It was a small motel in the middle of nowhere. It was early in the
morning, before another 8 hour stint of driving. My parents were
shouting at each other, shouting about me. My father had been nice
enough to buy a box of donuts, wonderful glazed donuts. Of
which there were exactly three left.
I assumed they would only want one a piece.
"Garland, this has to stop. What in the hell were you thinking?"
"Leave him alone!" My mother said. My mother, who had been thin for exactly ten years at that point.
"I am sick and tired of this bullshit! You eat too damn much, Garland. Do you want us to send you to fat camp?"

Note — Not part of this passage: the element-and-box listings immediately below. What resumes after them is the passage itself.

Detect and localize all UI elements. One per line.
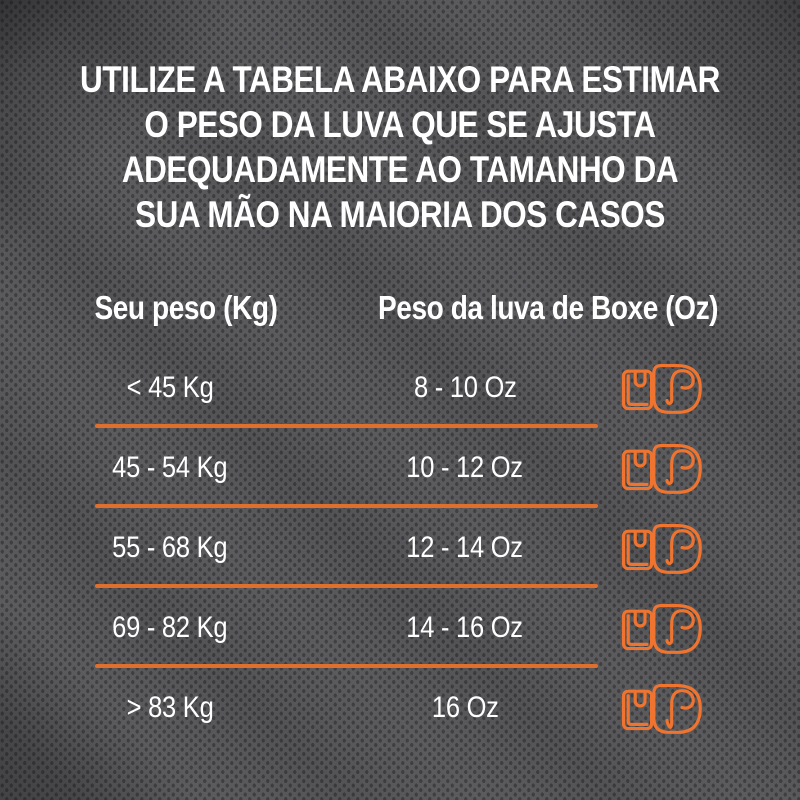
table-row: > 83 Kg 16 Oz bbox=[0, 668, 800, 748]
page-title-line: ADEQUADAMENTE AO TAMANHO DA bbox=[121, 149, 679, 190]
table-row: < 45 Kg 8 - 10 Oz bbox=[0, 348, 800, 428]
boxing-glove-icon bbox=[614, 668, 706, 748]
row-divider bbox=[95, 504, 598, 508]
column-header-glove-weight: Peso da luva de Boxe (Oz) bbox=[378, 289, 719, 326]
glove-size-value: 16 Oz bbox=[345, 668, 585, 748]
boxing-glove-icon bbox=[614, 588, 706, 668]
glove-size-text: 8 - 10 Oz bbox=[413, 371, 517, 404]
weight-range-text: 55 - 68 Kg bbox=[112, 531, 228, 564]
weight-range-text: > 83 Kg bbox=[126, 691, 214, 724]
glove-size-value: 14 - 16 Oz bbox=[345, 588, 585, 668]
glove-size-value: 12 - 14 Oz bbox=[345, 508, 585, 588]
page-title-line: O PESO DA LUVA QUE SE AJUSTA bbox=[144, 104, 656, 145]
glove-size-text: 12 - 14 Oz bbox=[406, 531, 524, 564]
weight-range-value: 69 - 82 Kg bbox=[60, 588, 280, 668]
boxing-glove-icon bbox=[614, 348, 706, 428]
row-divider bbox=[95, 584, 598, 588]
weight-range-value: > 83 Kg bbox=[60, 668, 280, 748]
glove-size-text: 14 - 16 Oz bbox=[406, 611, 524, 644]
weight-range-text: 69 - 82 Kg bbox=[112, 611, 228, 644]
table-row: 55 - 68 Kg 12 - 14 Oz bbox=[0, 508, 800, 588]
glove-size-value: 8 - 10 Oz bbox=[345, 348, 585, 428]
row-divider bbox=[95, 664, 598, 668]
boxing-glove-icon bbox=[614, 428, 706, 508]
weight-range-value: < 45 Kg bbox=[60, 348, 280, 428]
boxing-glove-icon bbox=[614, 508, 706, 588]
weight-range-text: < 45 Kg bbox=[126, 371, 214, 404]
glove-size-value: 10 - 12 Oz bbox=[345, 428, 585, 508]
page-title: UTILIZE A TABELA ABAIXO PARA ESTIMAR O P… bbox=[0, 57, 800, 237]
glove-size-text: 16 Oz bbox=[431, 691, 499, 724]
table-row: 69 - 82 Kg 14 - 16 Oz bbox=[0, 588, 800, 668]
page-title-line: SUA MÃO NA MAIORIA DOS CASOS bbox=[135, 194, 665, 235]
weight-range-text: 45 - 54 Kg bbox=[112, 451, 228, 484]
glove-size-text: 10 - 12 Oz bbox=[406, 451, 524, 484]
weight-range-value: 55 - 68 Kg bbox=[60, 508, 280, 588]
row-divider bbox=[95, 424, 598, 428]
table-row: 45 - 54 Kg 10 - 12 Oz bbox=[0, 428, 800, 508]
weight-range-value: 45 - 54 Kg bbox=[60, 428, 280, 508]
page-title-line: UTILIZE A TABELA ABAIXO PARA ESTIMAR bbox=[80, 59, 720, 100]
column-header-weight: Seu peso (Kg) bbox=[94, 289, 278, 326]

My mother goes into the bathroom to brush her hair, in an angry way.
My father waves the near empty box around, and I feel how fat and
pathetic I am. My brother watched from his bed, always the last one up.
Behavior 1: Whenever there is a portion of food to share, I always
access how much I can get away with eating. I eat up to that point,
sometimes more.
A week ago, I had a massive, throbbing headache. I couldn't figure out what it was. I traced it later to the nitrates in the hotdogs.
All day I had been toasting bread and putting hotdogs in the
microwave. I did this two at a time, a knife and a jar of miracle
whip at the ready. I made certain to do this when no one would be
around to see how much I was eating. I would slather on the miracle
whip, wrap the toast around the warm hotdog, and eat quickly. I ate
the first one the fastest, shoving it down my throat, praying that the
coast would be clear a little longer. That way, if they did come out,
all they would see is me enjoying a single hotdog, standing over the
sink, looking nervous.
At this point, I am a 24 year old man, binge eating in secret.
Behavior 2: I hide how much I eat from everyone. I lie to the person I love the most about this, out of habit.
I have a love/hate relationship with buffets. It is ALLYOUCANEAT.
You would not be getting your money's worth if you didn't do just that.
My first plate is always heavy with carbs and fried food: pizza, rolls,
macaroni and cheese, mashed potatoes, fish nuggets, etc. etc. I begin
to panic around the middle of the second plate. I am becoming full.
I shove the rest of the food down my throat, working on borrowed time. I am literally fighting satiety.
Behavior 3: I do not eat to live. I live to eat.
This has to stop. I have an eating disorder.